In recognition of the event, Delta Community will be giving away prizes and educational materials in our branch locations and at select elementary schools. We also provide sound financial advice and timely tips to help teach children how to save money and, especially during Youth Month, we want them to understand why it is important to save money now – while they have the advantage of time.

Most of us understand how savings funds can help during financial emergencies. But they can also empower people to take advantage of unexpected opportunities. Additionally, in the process of learning to save, children learn important lessons about self-discipline and responsibility. Most important, though, saving money early on allows children to build wealth much faster than they can simply earn it.

Teach your children that:

If they spend all the money they make, it will never have a chance to grow.

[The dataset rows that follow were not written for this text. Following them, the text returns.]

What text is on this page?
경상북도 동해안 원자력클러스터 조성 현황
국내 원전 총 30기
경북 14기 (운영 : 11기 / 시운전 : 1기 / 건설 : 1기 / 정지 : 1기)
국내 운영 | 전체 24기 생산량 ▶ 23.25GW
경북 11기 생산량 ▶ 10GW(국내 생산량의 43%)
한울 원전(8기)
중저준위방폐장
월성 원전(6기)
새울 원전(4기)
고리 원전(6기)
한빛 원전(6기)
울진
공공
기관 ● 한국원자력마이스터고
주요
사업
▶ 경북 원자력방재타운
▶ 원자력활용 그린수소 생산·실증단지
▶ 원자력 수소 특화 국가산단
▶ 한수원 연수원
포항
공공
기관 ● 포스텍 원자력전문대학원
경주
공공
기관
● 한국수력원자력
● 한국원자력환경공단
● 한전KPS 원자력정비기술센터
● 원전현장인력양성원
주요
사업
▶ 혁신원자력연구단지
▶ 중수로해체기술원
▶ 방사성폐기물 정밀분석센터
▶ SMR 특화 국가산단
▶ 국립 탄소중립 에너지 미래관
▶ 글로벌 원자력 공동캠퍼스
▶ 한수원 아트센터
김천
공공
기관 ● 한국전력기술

  • Financial advisors say children as young as 11 can begin learning the concept of compounding interest, which allows them to earn interest on both the principle they save, and the interest it earns.
  • Explain it in specific numbers. For example, if your children save $100 a year, starting at age 14, they will have $23,000 by age 65. But if they begin saving at age 35, they will have only $7,000 by age 65. Use online tools such as the Delta Community Savings Calculator or to illustrate how much money is generated by compounding interest.

Developing a saving habit teaches self-discipline and responsibility.

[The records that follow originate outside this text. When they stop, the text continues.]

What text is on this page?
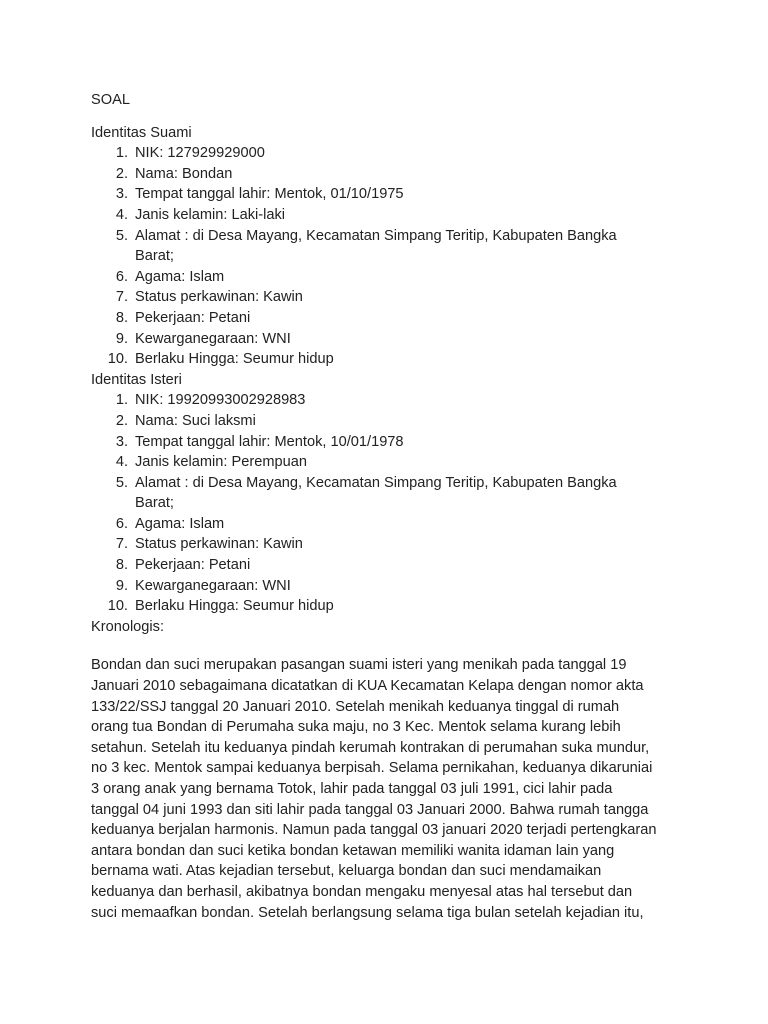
SOAL
Identitas Suami
1. NIK: 127929929000
2. Nama: Bondan
3. Tempat tanggal lahir: Mentok, 01/10/1975
4. Janis kelamin: Laki-laki
5. Alamat : di Desa Mayang, Kecamatan Simpang Teritip, Kabupaten Bangka
Barat;
6. Agama: Islam
7. Status perkawinan: Kawin
8. Pekerjaan: Petani
9. Kewarganegaraan: WNI
10. Berlaku Hingga: Seumur hidup
Identitas Isteri
1. NIK: 19920993002928983
2. Nama: Suci laksmi
3. Tempat tanggal lahir: Mentok, 10/01/1978
4. Janis kelamin: Perempuan
5. Alamat : di Desa Mayang, Kecamatan Simpang Teritip, Kabupaten Bangka
Barat;
6. Agama: Islam
7. Status perkawinan: Kawin
8. Pekerjaan: Petani
9. Kewarganegaraan: WNI
10. Berlaku Hingga: Seumur hidup
Kronologis:
Bondan dan suci merupakan pasangan suami isteri yang menikah pada tanggal 19
Januari 2010 sebagaimana dicatatkan di KUA Kecamatan Kelapa dengan nomor akta
133/22/SSJ tanggal 20 Januari 2010. Setelah menikah keduanya tinggal di rumah
orang tua Bondan di Perumaha suka maju, no 3 Kec. Mentok selama kurang lebih
setahun. Setelah itu keduanya pindah kerumah kontrakan di perumahan suka mundur,
no 3 kec. Mentok sampai keduanya berpisah. Selama pernikahan, keduanya dikaruniai
3 orang anak yang bernama Totok, lahir pada tanggal 03 juli 1991, cici lahir pada
tanggal 04 juni 1993 dan siti lahir pada tanggal 03 Januari 2000. Bahwa rumah tangga
keduanya berjalan harmonis. Namun pada tanggal 03 januari 2020 terjadi pertengkaran
antara bondan dan suci ketika bondan ketawan memiliki wanita idaman lain yang
bernama wati. Atas kejadian tersebut, keluarga bondan dan suci mendamaikan
keduanya dan berhasil, akibatnya bondan mengaku menyesal atas hal tersebut dan
suci memaafkan bondan. Setelah berlangsung selama tiga bulan setelah kejadian itu,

  • When young people learn to save, they learn other important life lessons. One study found that people who are conscious of money typically strive to be more self-sufficient than people for whom money is not a priority. Teach your kids how a healthy nest egg enables them to live the way they want without being dependent on others.
  • That nest egg may also allow them to invest in charities that are important to them, or to help relatives or friends who need financial support. Being able to help others is a great achievement.
  • Learning to save money in youth establishes important habits they may not have the luxury of cultivating later, when adult responsibilities – and expenses – may seem overwhelming. Young people may argue that they have less money to work with. But they also have much less financial responsibility. As adults, they will have a longer list of bills to pay, people to support, and other financial obligations.

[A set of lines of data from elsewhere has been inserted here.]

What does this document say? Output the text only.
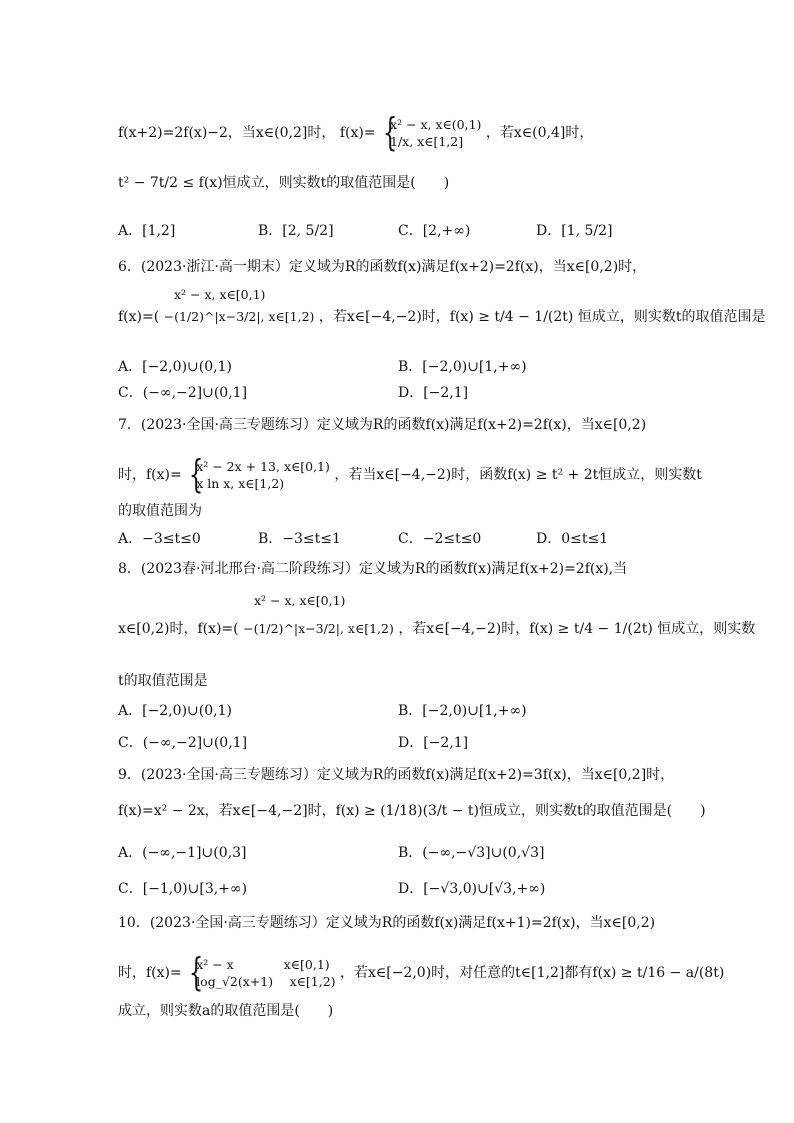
f(x+2)=2f(x)−2，当x∈(0,2]时， f(x)=
{ x² − x, x∈(0,1)
1/x, x∈[1,2]
，若x∈(0,4]时，
t² − 7t/2 ≤ f(x)恒成立，则实数t的取值范围是(　　)
A．[1,2]	B．[2, 5/2]	C．[2,+∞)	D．[1, 5/2]
6．(2023·浙江·高一期末）定义域为R的函数f(x)满足f(x+2)=2f(x)，当x∈[0,2)时，
x² − x, x∈[0,1)
f(x)=( −(1/2)^|x−3/2|, x∈[1,2) ，若x∈[−4,−2)时，f(x) ≥ t/4 − 1/(2t) 恒成立，则实数t的取值范围是
A．[−2,0)∪(0,1)	B．[−2,0)∪[1,+∞)
C．(−∞,−2]∪(0,1]	D．[−2,1]
7．(2023·全国·高三专题练习）定义域为R的函数f(x)满足f(x+2)=2f(x)，当x∈[0,2)
时，f(x)=
{ x² − 2x + 13, x∈[0,1)
x ln x, x∈[1,2)
，若当x∈[−4,−2)时，函数f(x) ≥ t² + 2t恒成立，则实数t
的取值范围为
A．−3≤t≤0	B．−3≤t≤1	C．−2≤t≤0	D．0≤t≤1
8．(2023春·河北邢台·高二阶段练习）定义域为R的函数f(x)满足f(x+2)=2f(x),当
x² − x, x∈[0,1)
x∈[0,2)时，f(x)=( −(1/2)^|x−3/2|, x∈[1,2) ，若x∈[−4,−2)时，f(x) ≥ t/4 − 1/(2t) 恒成立，则实数
t的取值范围是
A．[−2,0)∪(0,1)	B．[−2,0)∪[1,+∞)
C．(−∞,−2]∪(0,1]	D．[−2,1]
9．(2023·全国·高三专题练习）定义域为R的函数f(x)满足f(x+2)=3f(x)，当x∈[0,2]时，
f(x)=x² − 2x，若x∈[−4,−2]时，f(x) ≥ (1/18)(3/t − t)恒成立，则实数t的取值范围是(　　)
A．(−∞,−1]∪(0,3]	B．(−∞,−√3]∪(0,√3]
C．[−1,0)∪[3,+∞)	D．[−√3,0)∪[√3,+∞)
10．(2023·全国·高三专题练习）定义域为R的函数f(x)满足f(x+1)=2f(x)，当x∈[0,2)
时，f(x)=
{ x² − x　　　　x∈[0,1)
log_√2(x+1)　 x∈[1,2)
，若x∈[−2,0)时，对任意的t∈[1,2]都有f(x) ≥ t/16 − a/(8t)
成立，则实数a的取值范围是(　　)
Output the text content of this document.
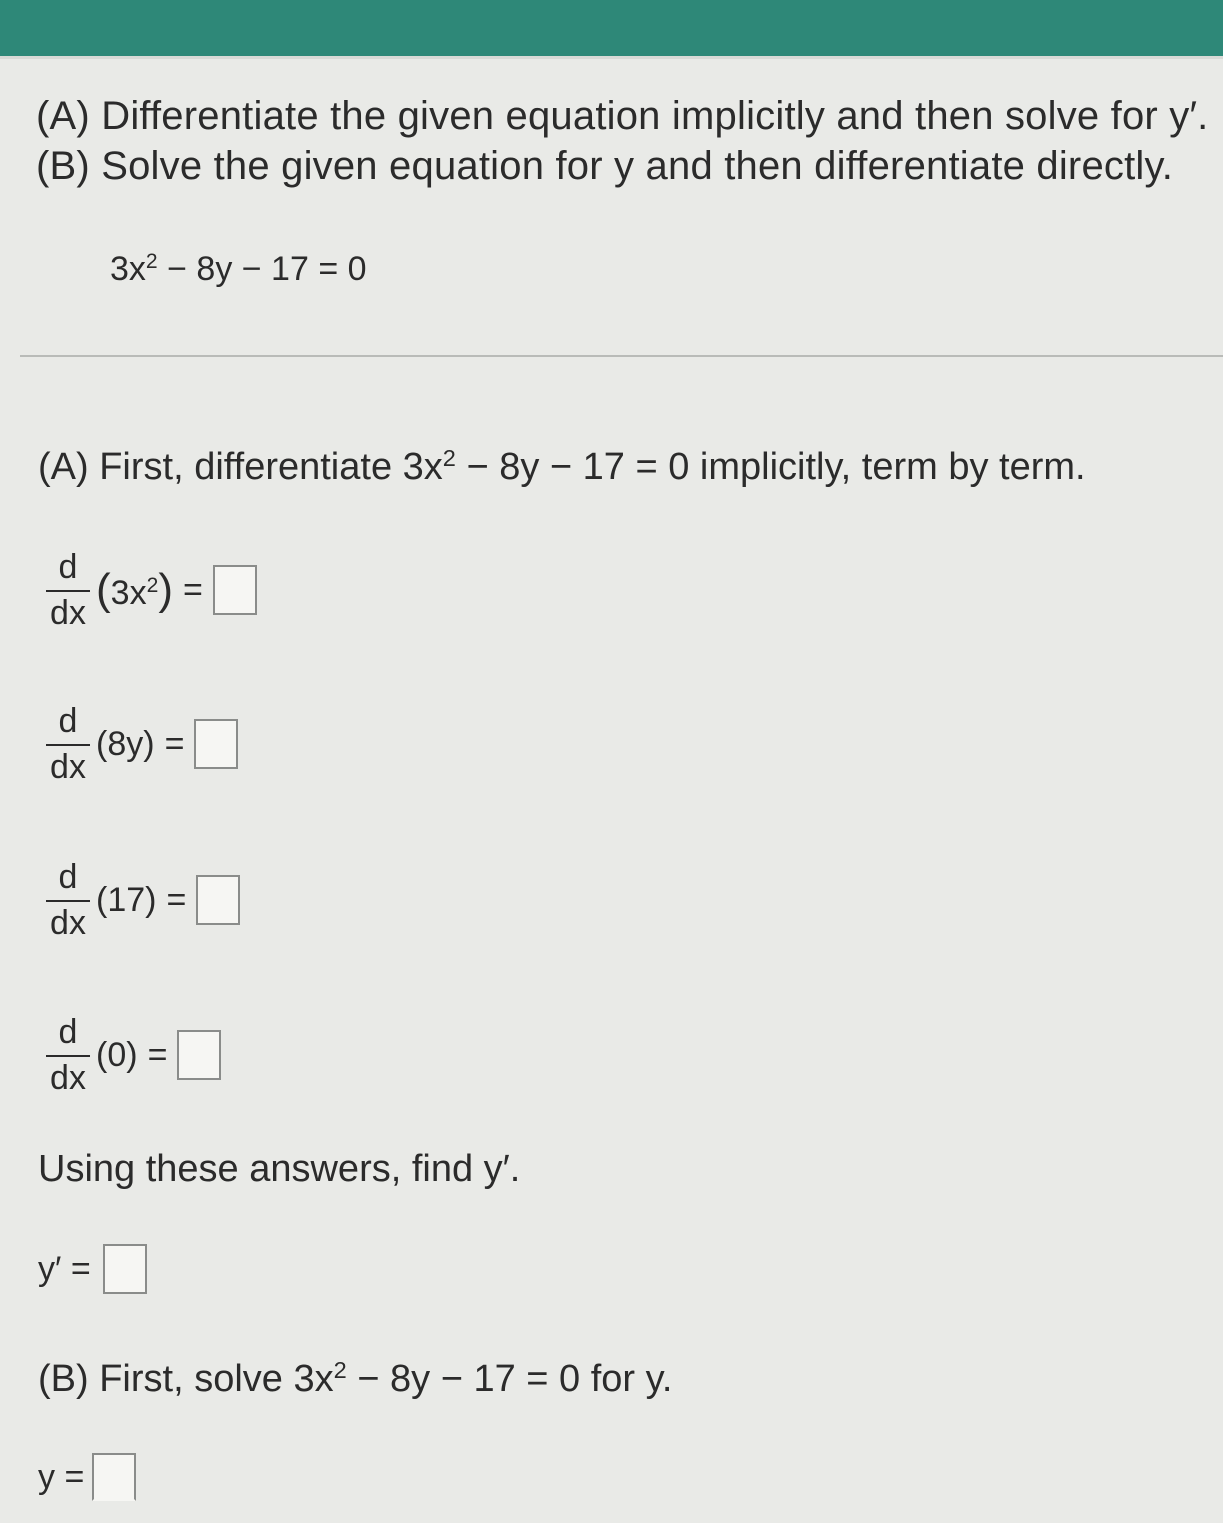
(A) Differentiate the given equation implicitly and then solve for y′.
(B) Solve the given equation for y and then differentiate directly.
$3x^2 - 8y - 17 = 0$
(A) First, differentiate $3x^2 - 8y - 17 = 0$ implicitly, term by term.
$\frac{d}{dx} (3x^2)$ =
$\frac{d}{dx} (8y)$ =
$\frac{d}{dx} (17)$ =
$\frac{d}{dx} (0)$ =
Using these answers, find y′.
y′ =
(B) First, solve $3x^2 - 8y - 17 = 0$ for y.
y =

Saving money helps them prepare for the future – whatever it may bring.

  • A well-funded savings account helps protect against unexpected crises. Adults may fear serious setbacks, like job losses or catastrophic medical bills. But even young children can understand the importance of preparing for age-appropriate emergencies, such as repairing a neighbor’s baseball-damaged window.
  • A savings account also gives them the latitude to take advantage of good opportunities. If friends organize a last-minute trip to the movies, kids who have set aside a little cash can afford to go along. Saving money for a rainy day is absolutely critical, and setting aside money for a sunny day is also important.

Whether your kids are 5, 15 or 25, we hope you will use Youth Month as a springboard for discussions about saving money. While money may not buy happiness, studies show putting away savings can improve a person’s confidence, peace of mind and quality of life. What better gift to give our children than that?